As much as I've appreciated the dry weather of last week, I am happy for the rain of the last few days. The ground was becoming dry and hard already... and I was worn out from working outside. With the rose and peony garden more or less done, I moved on to the blueberry and rhubarb bed. What a mess. Working between showers today, I created a huge mound of weedings from a very small patch of the bed. It's time to write instead of dig... and rest my back.
During the lovely dry weather, the nights continued cold. Very cold. In the past, our latest killing frost was May 15. This year it froze that night, plus every night after through May 19. My poor potato plants kept getting their leaves frosted and growing new ones... over and over. The sun made shadows (I do love shadows!) on the frosty morning grass before melting the ice.
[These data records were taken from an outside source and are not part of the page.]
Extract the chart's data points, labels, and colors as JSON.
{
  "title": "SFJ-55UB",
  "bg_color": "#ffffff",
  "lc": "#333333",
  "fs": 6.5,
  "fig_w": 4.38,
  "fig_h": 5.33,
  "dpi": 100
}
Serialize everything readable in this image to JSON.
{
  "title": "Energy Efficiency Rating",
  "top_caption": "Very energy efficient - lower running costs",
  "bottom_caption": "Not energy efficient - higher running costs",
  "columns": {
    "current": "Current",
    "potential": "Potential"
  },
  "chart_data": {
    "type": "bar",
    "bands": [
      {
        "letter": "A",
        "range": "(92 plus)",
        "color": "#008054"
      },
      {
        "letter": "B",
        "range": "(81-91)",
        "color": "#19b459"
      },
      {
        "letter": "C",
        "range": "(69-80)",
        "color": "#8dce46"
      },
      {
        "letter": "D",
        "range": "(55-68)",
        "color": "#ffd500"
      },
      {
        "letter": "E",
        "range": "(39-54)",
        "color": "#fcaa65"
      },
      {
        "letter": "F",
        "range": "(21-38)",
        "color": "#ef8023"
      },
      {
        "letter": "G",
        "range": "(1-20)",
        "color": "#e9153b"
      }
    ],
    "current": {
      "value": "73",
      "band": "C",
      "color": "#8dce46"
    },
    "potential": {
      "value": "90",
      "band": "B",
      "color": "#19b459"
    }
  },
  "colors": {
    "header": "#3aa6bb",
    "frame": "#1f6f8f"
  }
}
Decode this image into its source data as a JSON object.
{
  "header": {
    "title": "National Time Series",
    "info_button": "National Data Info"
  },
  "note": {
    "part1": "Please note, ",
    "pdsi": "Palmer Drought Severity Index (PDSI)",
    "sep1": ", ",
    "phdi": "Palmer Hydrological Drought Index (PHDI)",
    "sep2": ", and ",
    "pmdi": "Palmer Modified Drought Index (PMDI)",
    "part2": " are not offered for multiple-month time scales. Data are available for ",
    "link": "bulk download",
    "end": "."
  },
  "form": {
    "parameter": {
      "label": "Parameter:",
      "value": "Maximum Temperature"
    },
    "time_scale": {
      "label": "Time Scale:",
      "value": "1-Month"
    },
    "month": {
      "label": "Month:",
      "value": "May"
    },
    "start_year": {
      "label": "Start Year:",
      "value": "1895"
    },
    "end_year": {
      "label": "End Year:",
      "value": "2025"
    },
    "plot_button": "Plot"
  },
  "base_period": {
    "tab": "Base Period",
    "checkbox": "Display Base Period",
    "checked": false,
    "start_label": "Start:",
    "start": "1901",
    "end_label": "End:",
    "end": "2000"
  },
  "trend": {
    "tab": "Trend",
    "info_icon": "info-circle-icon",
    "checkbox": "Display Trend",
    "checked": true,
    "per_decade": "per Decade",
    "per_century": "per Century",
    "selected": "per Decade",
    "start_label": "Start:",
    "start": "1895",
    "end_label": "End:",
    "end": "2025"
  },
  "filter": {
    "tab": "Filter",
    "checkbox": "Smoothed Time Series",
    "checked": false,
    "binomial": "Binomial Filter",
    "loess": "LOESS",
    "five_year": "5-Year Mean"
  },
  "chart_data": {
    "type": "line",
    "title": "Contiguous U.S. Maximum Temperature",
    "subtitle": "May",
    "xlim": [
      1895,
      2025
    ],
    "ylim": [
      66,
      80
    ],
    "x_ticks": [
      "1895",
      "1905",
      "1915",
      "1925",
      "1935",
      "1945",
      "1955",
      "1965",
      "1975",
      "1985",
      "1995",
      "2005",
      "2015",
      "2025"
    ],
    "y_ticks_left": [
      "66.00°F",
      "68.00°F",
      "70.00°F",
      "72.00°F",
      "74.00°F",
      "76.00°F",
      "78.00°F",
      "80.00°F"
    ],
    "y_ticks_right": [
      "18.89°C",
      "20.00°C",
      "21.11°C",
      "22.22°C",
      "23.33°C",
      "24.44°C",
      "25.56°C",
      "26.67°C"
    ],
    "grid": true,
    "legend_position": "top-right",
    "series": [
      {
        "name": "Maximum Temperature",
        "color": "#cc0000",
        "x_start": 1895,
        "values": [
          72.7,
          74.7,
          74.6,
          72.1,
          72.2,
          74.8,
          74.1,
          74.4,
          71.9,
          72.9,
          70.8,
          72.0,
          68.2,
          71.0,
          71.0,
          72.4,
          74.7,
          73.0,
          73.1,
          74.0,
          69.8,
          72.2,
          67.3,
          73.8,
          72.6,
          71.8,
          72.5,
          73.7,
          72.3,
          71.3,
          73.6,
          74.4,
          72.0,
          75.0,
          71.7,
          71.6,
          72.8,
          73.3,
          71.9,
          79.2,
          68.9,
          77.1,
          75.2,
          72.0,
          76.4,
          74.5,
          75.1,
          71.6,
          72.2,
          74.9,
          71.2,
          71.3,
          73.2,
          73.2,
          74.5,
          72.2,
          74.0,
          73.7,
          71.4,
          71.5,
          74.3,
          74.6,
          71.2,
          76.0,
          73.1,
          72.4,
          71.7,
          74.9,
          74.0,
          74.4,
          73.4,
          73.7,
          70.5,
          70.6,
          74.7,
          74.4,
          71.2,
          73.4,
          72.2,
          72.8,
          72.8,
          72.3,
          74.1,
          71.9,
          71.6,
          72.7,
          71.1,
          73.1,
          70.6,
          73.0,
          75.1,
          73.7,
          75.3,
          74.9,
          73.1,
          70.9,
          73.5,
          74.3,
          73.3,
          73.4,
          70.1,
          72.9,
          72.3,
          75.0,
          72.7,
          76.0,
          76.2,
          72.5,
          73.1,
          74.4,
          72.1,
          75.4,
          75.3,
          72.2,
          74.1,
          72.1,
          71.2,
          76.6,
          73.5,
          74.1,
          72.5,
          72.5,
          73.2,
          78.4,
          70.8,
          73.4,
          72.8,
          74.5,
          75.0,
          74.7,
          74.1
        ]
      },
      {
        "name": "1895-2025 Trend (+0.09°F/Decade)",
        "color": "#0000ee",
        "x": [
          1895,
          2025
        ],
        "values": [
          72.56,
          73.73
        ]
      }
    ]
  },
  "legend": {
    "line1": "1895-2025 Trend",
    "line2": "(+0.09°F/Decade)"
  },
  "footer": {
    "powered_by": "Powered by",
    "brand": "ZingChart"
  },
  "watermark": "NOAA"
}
Meanwhile, our fruit trees, crowded with flowers, all bloomed at once, hoping to beat the frost, I guess. It remains to be seen whether they were able to set fruit or not. Here is the apple tree outside the back door, the one black bears liked to scratch on last fall.
The crabapples really got carried away this year. But the cold nights made their beauty short-lived.
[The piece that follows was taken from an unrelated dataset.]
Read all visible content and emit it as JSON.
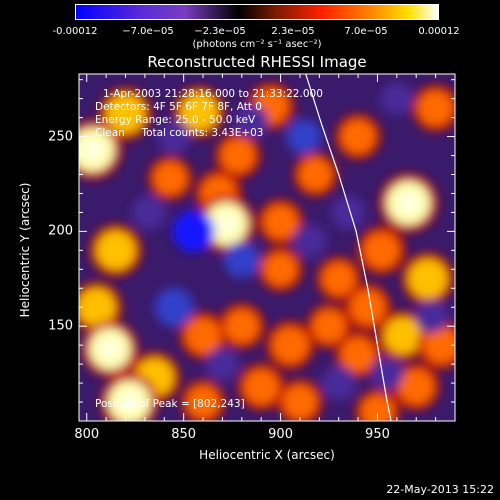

Another problem with frosty nights and sunny days is the high sugar content of our pasture grasses. Three of my four horses get sore feet when the sugar content is high spring and fall. They are "Insulin Resistant"... in other words, good keepers. Too good. Morgans were bred to live on meager rations, not rich, sugary grass. But try to tell them that. Although I feed them low-carb hay pellets morning and night, they prefer high-carb pasture grass, so I put grazing muzzles on them to try to slow down their intake. It helps... when they keep the muzzles on. Alas, Nightingale rubbed hers off too many times this spring and has sore feet. So far, Jessie Anne and Mr. Smith are doing okay. The horses don't seem to mind their muzzles too much, perhaps because they can still get grass through the hole in the bottom... they just have to work harder at it. Keeping them moving as they graze also helps the circulation in their feet. Only Polly doesn't have to wear a muzzle, but she has her own problem with face flies: they love her so she wears a fly mask.
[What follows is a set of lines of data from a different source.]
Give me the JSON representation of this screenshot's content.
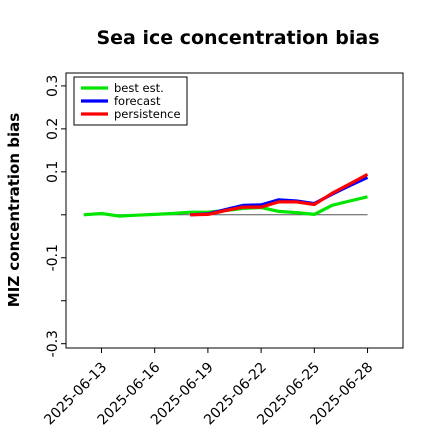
{
  "chart_data": {
    "type": "line",
    "title": "Sea ice concentration bias",
    "xlabel": "",
    "ylabel": "MIZ concentration bias",
    "ylim": [
      -0.31,
      0.33
    ],
    "yticks": [
      -0.3,
      -0.1,
      0.1,
      0.2,
      0.3
    ],
    "yticks_minor": [
      -0.2,
      0.0
    ],
    "xticks": [
      "2025-06-13",
      "2025-06-16",
      "2025-06-19",
      "2025-06-22",
      "2025-06-25",
      "2025-06-28"
    ],
    "highlighted_xtick": "2025-06-19",
    "highlight_color": "#228b22",
    "zero_line": true,
    "grid": false,
    "legend_position": "top-left",
    "series": [
      {
        "name": "best est.",
        "color": "#00e600",
        "x": [
          "2025-06-12",
          "2025-06-13",
          "2025-06-14",
          "2025-06-15",
          "2025-06-16",
          "2025-06-17",
          "2025-06-18",
          "2025-06-19",
          "2025-06-20",
          "2025-06-21",
          "2025-06-22",
          "2025-06-23",
          "2025-06-24",
          "2025-06-25",
          "2025-06-26",
          "2025-06-27",
          "2025-06-28"
        ],
        "y": [
          0.0,
          0.003,
          -0.003,
          -0.001,
          0.001,
          0.003,
          0.006,
          0.006,
          0.01,
          0.015,
          0.017,
          0.008,
          0.005,
          0.001,
          0.022,
          0.032,
          0.042
        ]
      },
      {
        "name": "forecast",
        "color": "#0000ff",
        "x": [
          "2025-06-18",
          "2025-06-19",
          "2025-06-20",
          "2025-06-21",
          "2025-06-22",
          "2025-06-23",
          "2025-06-24",
          "2025-06-25",
          "2025-06-26",
          "2025-06-27",
          "2025-06-28"
        ],
        "y": [
          0.0,
          0.002,
          0.012,
          0.022,
          0.023,
          0.035,
          0.032,
          0.026,
          0.048,
          0.068,
          0.087
        ]
      },
      {
        "name": "persistence",
        "color": "#ff0000",
        "x": [
          "2025-06-18",
          "2025-06-19",
          "2025-06-20",
          "2025-06-21",
          "2025-06-22",
          "2025-06-23",
          "2025-06-24",
          "2025-06-25",
          "2025-06-26",
          "2025-06-27",
          "2025-06-28"
        ],
        "y": [
          0.0,
          0.001,
          0.01,
          0.018,
          0.018,
          0.03,
          0.03,
          0.024,
          0.05,
          0.072,
          0.094
        ]
      }
    ]
  }
}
Although the garden is not yet tilled or planted, we are eating lettuce and spinach from the raised beds; onions and carrots and beets and peas are up; potatoes are growing in spite of their periodic frosty setbacks. I love raised beds.
In the greenhouse, tomato and pepper plants are up and waiting for warm nights so they can go outdoors. The orchid cactus are blooming and so are amaryllis. (I let the amaryllis bloom whenever they like and they like to bloom in the spring.) From my chair in the living room, where I sit to rest (more and more often, it seems, the older I get), I can see the blooming flowers in the jungleroom/greenhouse.
The rain will stop and I will get outdoors to dig and weed again... but it's awfully nice to sit a spell.